IKB’de en çok okunan Türk yazar Orhan Pamuk: Soranice 15 binden fazla kitabı satıldı

Ünlü Türk edebiyatçı Orhan Pamuk, Kürtçe’nin Sorani lehçesine çevrilen romanları ile Irak Kürdistan Bölgesi’nde (IKB) en çok okunan yabancı ve Türk yazar olarak kabul görüyor

Erbil ve Süleymaniye’de kitapseverlerle yaptığım sohbetlerde, kitapseverlerin büyük bir bölümü Türk edebiyatından Orhan Pamuk’u çok sevdiklerini dile getiriyor.

Kitaplarına hangi dilde okuduklarını sorduğumda, “Soraniceye çevrilen çok güzel kitapları var. Okuduk. Yeni kitabı da çıkacakmış” diye eklemeden geçmiyorlar.

Orhan Pamuk’un IKB’de ilk telifli kitap çevirmenliğini de Endeşe Yayınevi için Süleymaniyeli Saman Kerim yapıyor.

Saman Kerim, şimdiye kadar Pamuk’un, “Sessiz Ev, Kırmızı Saçlı Kadın, Kafamda Bir Tuhaflık, Ben Bir Ağacım, Babamın Bavulu, İstanbul Hatıraları ve Şehir, Cevdet Bey ve Oğulları, Yeni Hayat, Öteki Renkler, Kara Kitap” kitaplarını çevirerek, Kürt okuyucularla buluşturdu.

Kerim, Pamuk’un 23 Mart’ta çıkan son romanı Veba Geceleri’nin çevirisine de şimdiden başladı.

Pamuk’un romanları arasında ilk baskısı 2 bin adet olan Sessiz Ev, 3 ay içerisinde tükendi ve akabinde yeni baskıları oldu. Kırmızı Saçlı Kadın 10 gün içinde bin adet satıldı ve aynı yıl içerisinde 3 baskı yapılarak kısa sürede tükendi.

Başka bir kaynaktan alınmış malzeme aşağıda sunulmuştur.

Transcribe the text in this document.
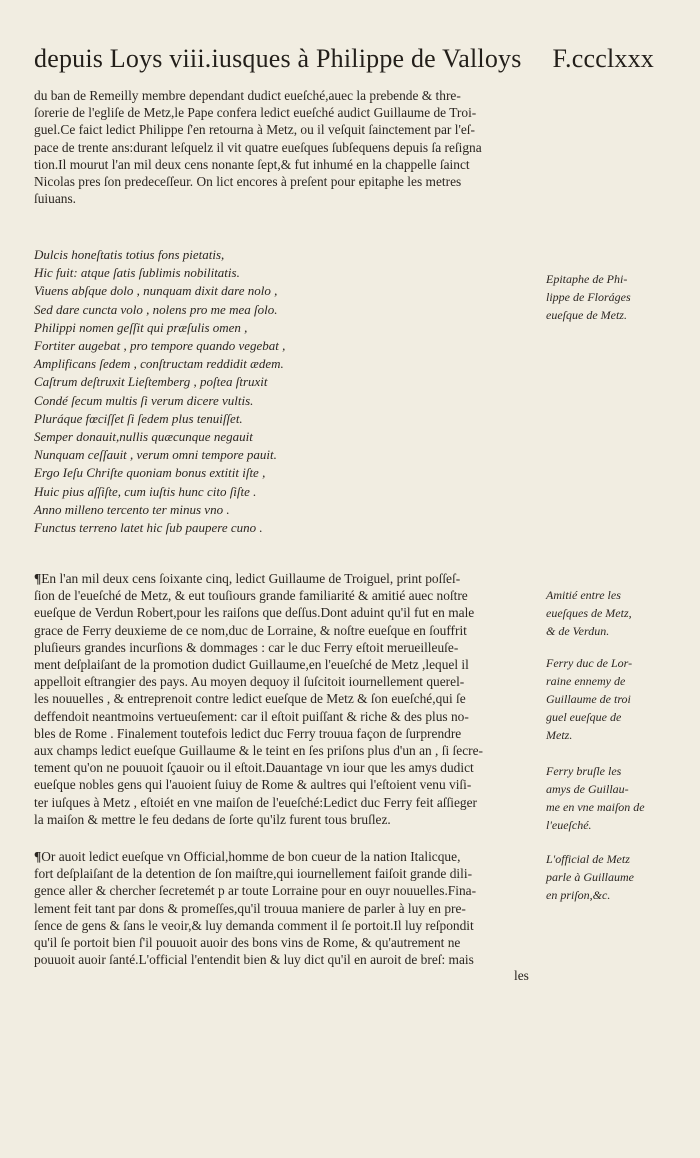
depuis Loys viii.iusques à Philippe de Valloys F.ccclxxx
du ban de Remeilly membre dependant dudict eueſché,auec la prebende & thre-
ſorerie de l'egliſe de Metz,le Pape confera ledict eueſché audict Guillaume de Troi-
guel.Ce faict ledict Philippe ſ'en retourna à Metz, ou il veſquit ſainctement par l'eſ-
pace de trente ans:durant leſquelz il vit quatre eueſques ſubſequens depuis ſa reſigna
tion.Il mourut l'an mil deux cens nonante ſept,& fut inhumé en la chappelle ſainct
Nicolas pres ſon predeceſſeur. On lict encores à preſent pour epitaphe les metres
ſuiuans.
Dulcis honeſtatis totius fons pietatis,
Hic fuit: atque ſatis ſublimis nobilitatis.
Viuens abſque dolo , nunquam dixit dare nolo ,
Sed dare cuncta volo , nolens pro me mea ſolo.
Philippi nomen geſſit qui præſulis omen ,
Fortiter augebat , pro tempore quando vegebat ,
Amplificans ſedem , conſtructam reddidit ædem.
Caſtrum deſtruxit Lieſtemberg , poſtea ſtruxit
Condé ſecum multis ſi verum dicere vultis.
Pluráque fœciſſet ſi ſedem plus tenuiſſet.
Semper donauit,nullis quæcunque negauit
Nunquam ceſſauit , verum omni tempore pauit.
Ergo Ieſu Chriſte quoniam bonus extitit iſte ,
Huic pius aſſiſte, cum iuſtis hunc cito ſiſte .
Anno milleno tercento ter minus vno .
Functus terreno latet hic ſub paupere cuno .
¶En l'an mil deux cens ſoixante cinq, ledict Guillaume de Troiguel, print poſſeſ-
ſion de l'eueſché de Metz, & eut touſiours grande familiarité & amitié auec noſtre
eueſque de Verdun Robert,pour les raiſons que deſſus.Dont aduint qu'il fut en male
grace de Ferry deuxieme de ce nom,duc de Lorraine, & noſtre eueſque en ſouffrit
pluſieurs grandes incurſions & dommages : car le duc Ferry eſtoit merueilleuſe-
ment deſplaiſant de la promotion dudict Guillaume,en l'eueſché de Metz ,lequel il
appelloit eſtrangier des pays. Au moyen dequoy il ſuſcitoit iournellement querel-
les nouuelles , & entreprenoit contre ledict eueſque de Metz & ſon eueſché,qui ſe
deffendoit neantmoins vertueuſement: car il eſtoit puiſſant & riche & des plus no-
bles de Rome . Finalement toutefois ledict duc Ferry trouua façon de ſurprendre
aux champs ledict eueſque Guillaume & le teint en ſes priſons plus d'un an , ſi ſecre-
tement qu'on ne pouuoit ſçauoir ou il eſtoit.Dauantage vn iour que les amys dudict
eueſque nobles gens qui l'auoient ſuiuy de Rome & aultres qui l'eſtoient venu viſi-
ter iuſques à Metz , eſtoiét en vne maiſon de l'eueſché:Ledict duc Ferry feit aſſieger
la maiſon & mettre le feu dedans de ſorte qu'ilz furent tous bruſlez.
¶Or auoit ledict eueſque vn Official,homme de bon cueur de la nation Italicque,
fort deſplaiſant de la detention de ſon maiſtre,qui iournellement faiſoit grande dili-
gence aller & chercher ſecretemét p ar toute Lorraine pour en ouyr nouuelles.Fina-
lement feit tant par dons & promeſſes,qu'il trouua maniere de parler à luy en pre-
ſence de gens & ſans le veoir,& luy demanda comment il ſe portoit.Il luy reſpondit
qu'il ſe portoit bien ſ'il pouuoit auoir des bons vins de Rome, & qu'autrement ne
pouuoit auoir ſanté.L'official l'entendit bien & luy dict qu'il en auroit de breſ: mais
les
Epitaphe de Phi-
lippe de Floráges
eueſque de Metz.
Amitié entre les
eueſques de Metz,
& de Verdun.
Ferry duc de Lor-
raine ennemy de
Guillaume de troi
guel eueſque de
Metz.
Ferry bruſle les
amys de Guillau-
me en vne maiſon de
l'eueſché.
L'official de Metz
parle à Guillaume
en priſon,&c.
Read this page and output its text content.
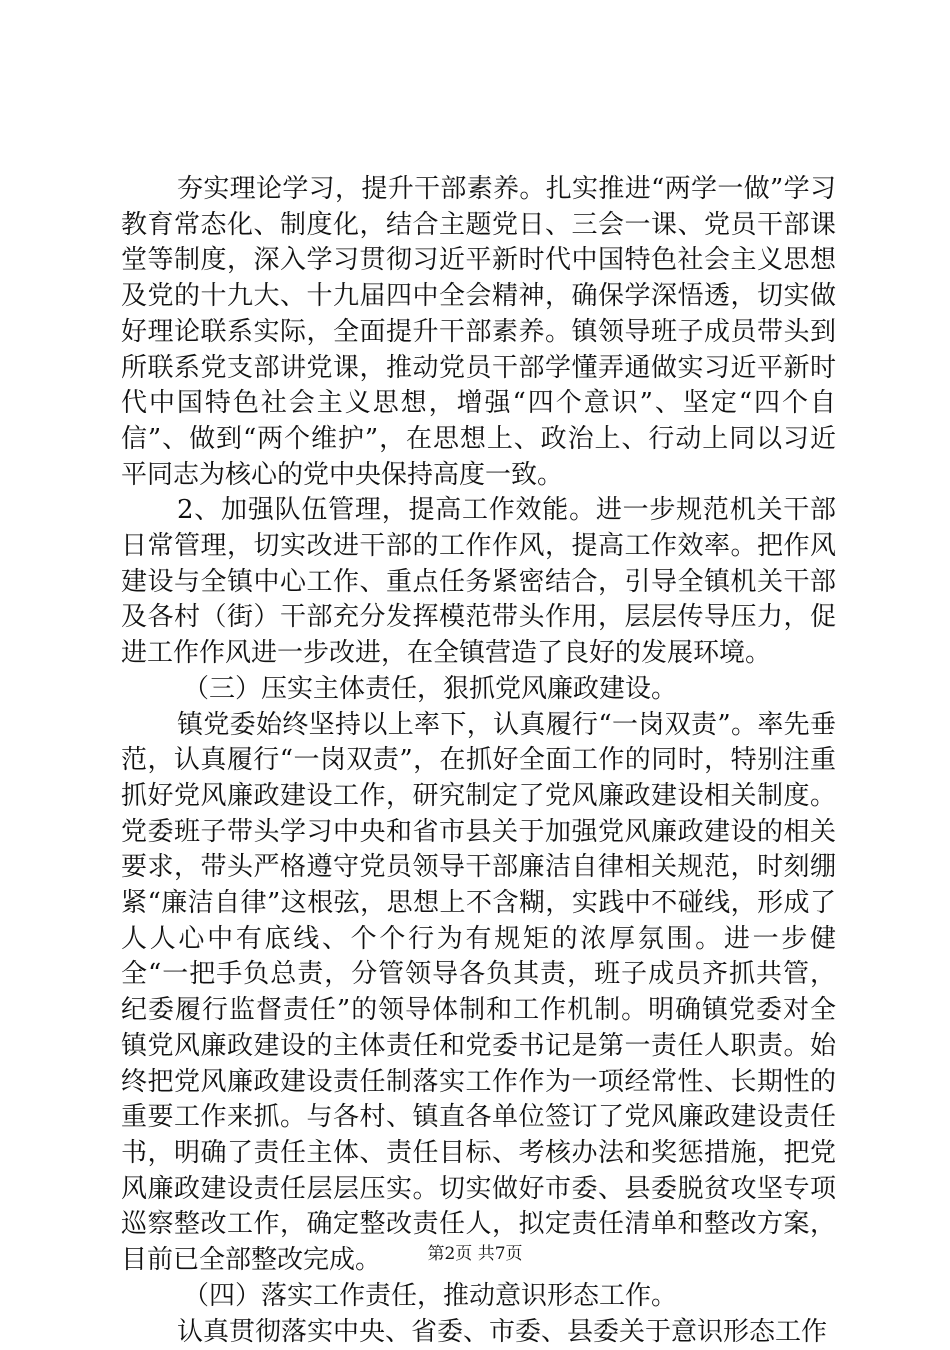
夯实理论学习，提升干部素养。扎实推进“两学一做”学习教育常态化、制度化，结合主题党日、三会一课、党员干部课堂等制度，深入学习贯彻习近平新时代中国特色社会主义思想及党的十九大、十九届四中全会精神，确保学深悟透，切实做好理论联系实际，全面提升干部素养。镇领导班子成员带头到所联系党支部讲党课，推动党员干部学懂弄通做实习近平新时代中国特色社会主义思想，增强“四个意识”、坚定“四个自信”、做到“两个维护”，在思想上、政治上、行动上同以习近平同志为核心的党中央保持高度一致。

2、加强队伍管理，提高工作效能。进一步规范机关干部日常管理，切实改进干部的工作作风，提高工作效率。把作风建设与全镇中心工作、重点任务紧密结合，引导全镇机关干部及各村（街）干部充分发挥模范带头作用，层层传导压力，促进工作作风进一步改进，在全镇营造了良好的发展环境。

（三）压实主体责任，狠抓党风廉政建设。

镇党委始终坚持以上率下，认真履行“一岗双责”。率先垂范，认真履行“一岗双责”，在抓好全面工作的同时，特别注重抓好党风廉政建设工作，研究制定了党风廉政建设相关制度。党委班子带头学习中央和省市县关于加强党风廉政建设的相关要求，带头严格遵守党员领导干部廉洁自律相关规范，时刻绷紧“廉洁自律”这根弦，思想上不含糊，实践中不碰线，形成了人人心中有底线、个个行为有规矩的浓厚氛围。进一步健全“一把手负总责，分管领导各负其责，班子成员齐抓共管，纪委履行监督责任”的领导体制和工作机制。明确镇党委对全镇党风廉政建设的主体责任和党委书记是第一责任人职责。始终把党风廉政建设责任制落实工作作为一项经常性、长期性的重要工作来抓。与各村、镇直各单位签订了党风廉政建设责任书，明确了责任主体、责任目标、考核办法和奖惩措施，把党风廉政建设责任层层压实。切实做好市委、县委脱贫攻坚专项巡察整改工作，确定整改责任人，拟定责任清单和整改方案，目前已全部整改完成。

（四）落实工作责任，推动意识形态工作。

认真贯彻落实中央、省委、市委、县委关于意识形态工作

第2页 共7页
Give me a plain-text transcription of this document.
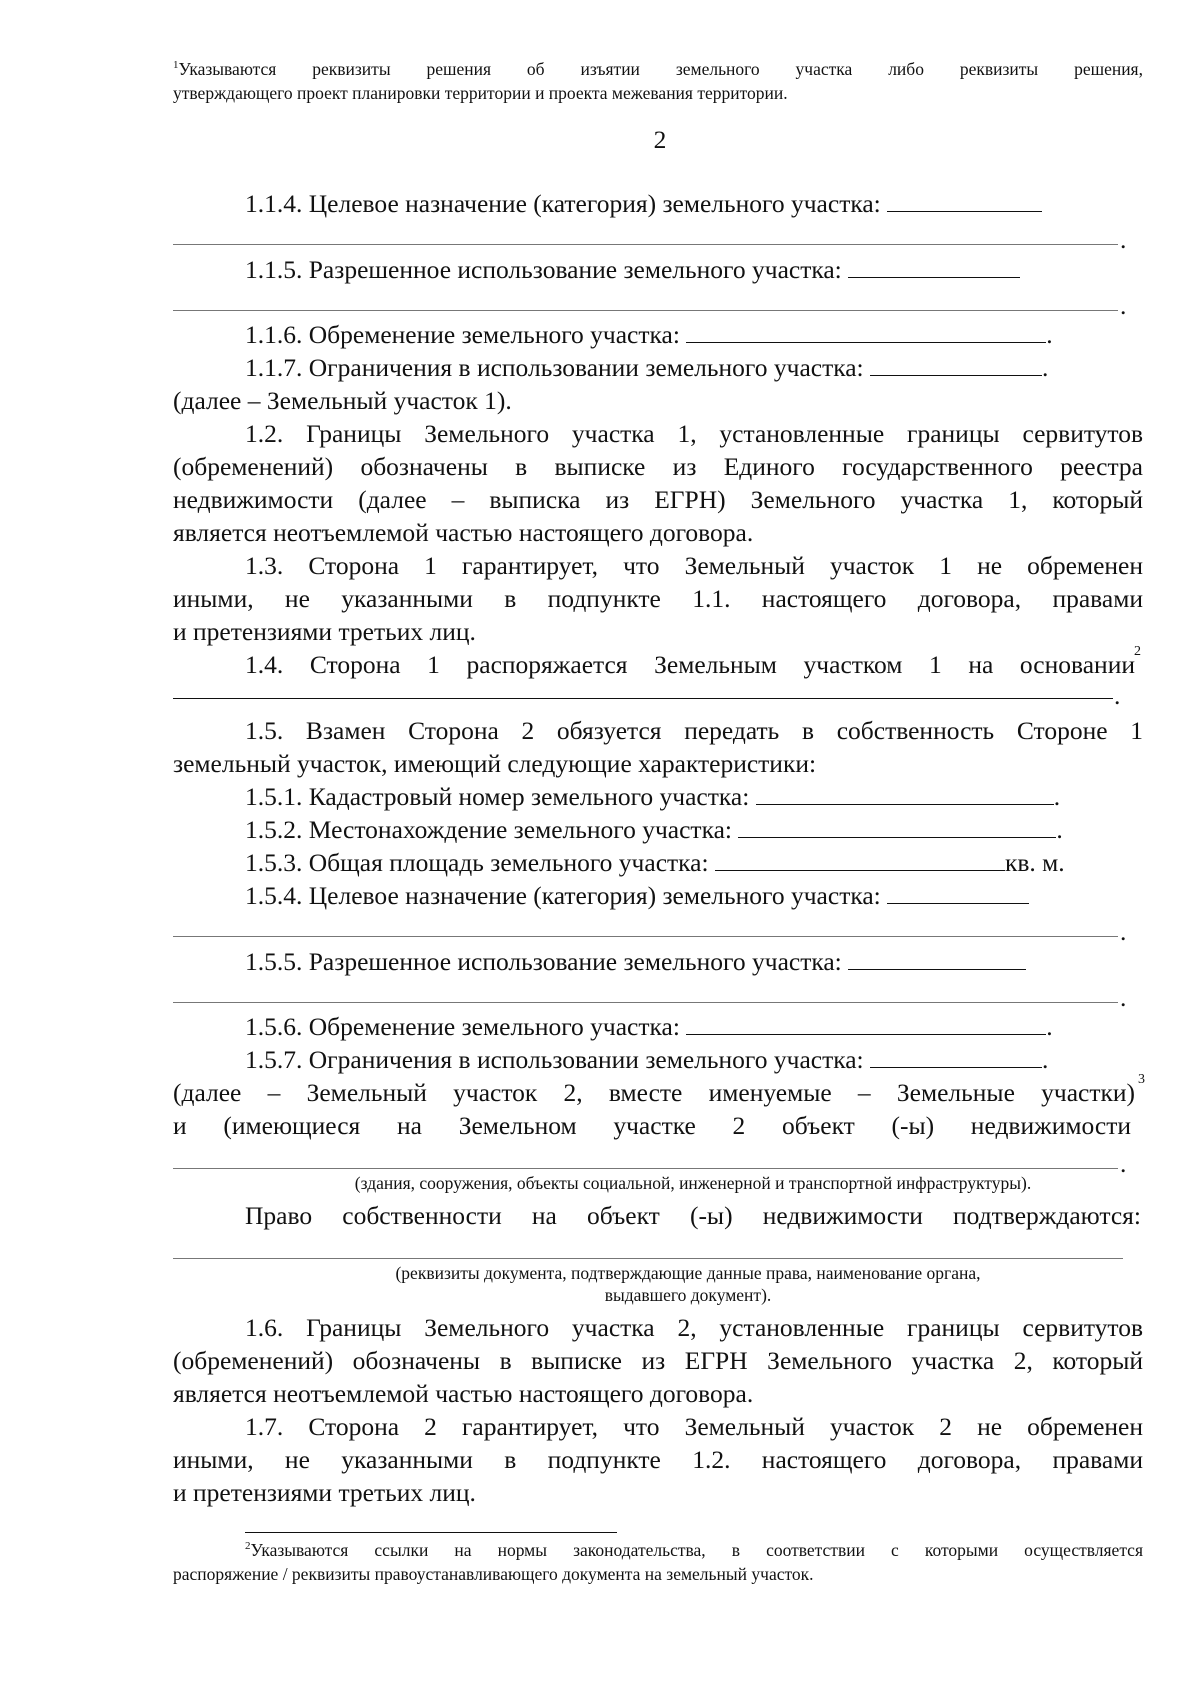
$^1$Указываются реквизиты решения об изъятии земельного участка либо реквизиты решения,
утверждающего проект планировки территории и проекта межевания территории.
2
1.1.4. Целевое назначение (категория) земельного участка:
.
1.1.5. Разрешенное использование земельного участка:
.
1.1.6. Обременение земельного участка:	.
1.1.7. Ограничения в использовании земельного участка:	.
(далее – Земельный участок 1).
1.2. Границы Земельного участка 1, установленные границы сервитутов
(обременений) обозначены в выписке из Единого государственного реестра
недвижимости (далее – выписка из ЕГРН) Земельного участка 1, который
является неотъемлемой частью настоящего договора.
1.3. Сторона 1 гарантирует, что Земельный участок 1 не обременен
иными, не указанными в подпункте 1.1. настоящего договора, правами
и претензиями третьих лиц.
1.4. Сторона 1 распоряжается Земельным участком 1 на основании 2
.
1.5. Взамен Сторона 2 обязуется передать в собственность Стороне 1
земельный участок, имеющий следующие характеристики:
1.5.1. Кадастровый номер земельного участка:	.
1.5.2. Местонахождение земельного участка:	.
1.5.3. Общая площадь земельного участка:	кв. м.
1.5.4. Целевое назначение (категория) земельного участка:
.
1.5.5. Разрешенное использование земельного участка:
.
1.5.6. Обременение земельного участка:	.
1.5.7. Ограничения в использовании земельного участка:	.
(далее – Земельный участок 2, вместе именуемые – Земельные участки) 3
и (имеющиеся на Земельном участке 2 объект (-ы) недвижимости
.
(здания, сооружения, объекты социальной, инженерной и транспортной инфраструктуры).
Право собственности на объект (-ы) недвижимости подтверждаются:
(реквизиты документа, подтверждающие данные права, наименование органа,
выдавшего документ).
1.6. Границы Земельного участка 2, установленные границы сервитутов
(обременений) обозначены в выписке из ЕГРН Земельного участка 2, который
является неотъемлемой частью настоящего договора.
1.7. Сторона 2 гарантирует, что Земельный участок 2 не обременен
иными, не указанными в подпункте 1.2. настоящего договора, правами
и претензиями третьих лиц.
$^2$Указываются ссылки на нормы законодательства, в соответствии с которыми осуществляется
распоряжение / реквизиты правоустанавливающего документа на земельный участок.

Geçen yılın Kasım ayında okuyucusuyla buluşan Cevdet Bey ve Oğulları da ilk 2 bin baskısı tükendi ve yeni baskısı yakın zamanda yapılacak.

 

Pamuk’un 6 milyon nüfuslu IKB’de toplam 15 bin kitabı basıldı

Pamuk’un çevrilen tüm kitapları okuyucular tarafından büyük beğeni toplarken, Soraniceye çevrilen 10 kitabı 6 milyon nüfuslu IKB’de toplam 15 binden fazla kitabı basıldı.

Endeşe Yayınevi ayrıca, bu yıl içinde Pamuk’un tüm kitaplarını set halinde tekrar basıma hazırlıyor.

Orhan Pamuk’un Kürtçe’nin Soranice lehçesinde gerek çevrilen kitapları, gerekse okuma oranı Türkiye’deki Kurmanci lehçesine çevriden daha fazla okunması da dikkat çekiyor.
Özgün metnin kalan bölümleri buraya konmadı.